(ORDO NEWS) — Scientists have solved the mystery of the spinning ball of bluish light that slowly swept across the sky over Alaska last month, stealing the show from the famous northern lights: The unusual ball was most likely the wreckage of a Chinese rocket that flew over the earth.
Eyewitnesses across the state noticed the strange phenomenon on March 29 around 5 a.m. local time. “It felt like something was spinning inside him,” Lesley Smallwood, a Fairbanks resident who witnessed the event, told local news channel KUAC. The orb appeared much larger than the full moon and moved from the northeast to the southwest, she added.

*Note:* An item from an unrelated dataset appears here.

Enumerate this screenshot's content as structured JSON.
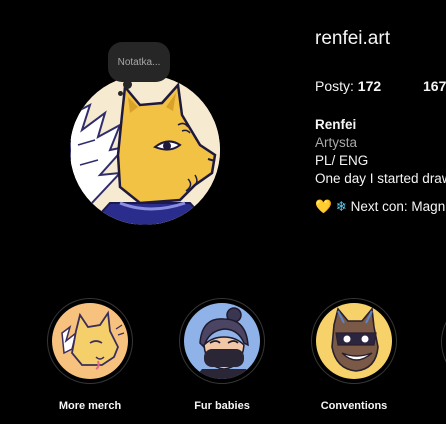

An automatic camera trap captured an image of a ball floating in front of the northern lights. The camera trap, operated by The Aurora Chasers Ronn Murray and Marketa Murray, a husband and wife from Fairbanks who run aurora photography tours, regularly photographs the sky every 45 seconds so people can see the northern lights in near real time.
The camera took six pictures of the orb, which means it was visible for at least four and a half minutes.
“It doesn’t look like it blew across the sky,” Smallwood told KUAC. “He didn’t seem to be in a hurry.”
The ball appeared and disappeared without any real explanation. However, after analyzing the photographs, the scientists determined that the large blue orb was most likely the result of a Chinese rocket.
“I’m sure what people saw was a drop of propellant from a Chinese rocket stage,” Jonathan McDowell, an astronomer at the Harvard-Smithsonian Center for Astrophysics in Massachusetts, told KUAC.
The balloon matched the flight path of a Chinese rocket that carried two satellites into orbit, he added. It was a two-stage Long March 6 booster launched from Taiwan, according to McDowell’s social network.
The rocket likely blasted the remaining propellant into space, where the propellant froze and spread into a large ball lit by sunlight, McDowell told KUAC. “This cloud is probably hundreds of kilometers across, which is why it looks so big,” he added.
Other scholars agree with McDowell’s explanation. “A glowing cloud of gas lit by the sun would look exactly like this,” Mark Conde, a physicist at the University of Alaska Fairbanks, told KUAC
. The rocket was supposed to spin “side to side, spewing propellant like a garden hose,” McDowell said.
This is not the first time this has happened. In October 2017, an even larger blue orb was seen in the skies over Siberia, Science Alert reported. At that time, the frozen fuel was left over from tests of Russian military missiles in the area.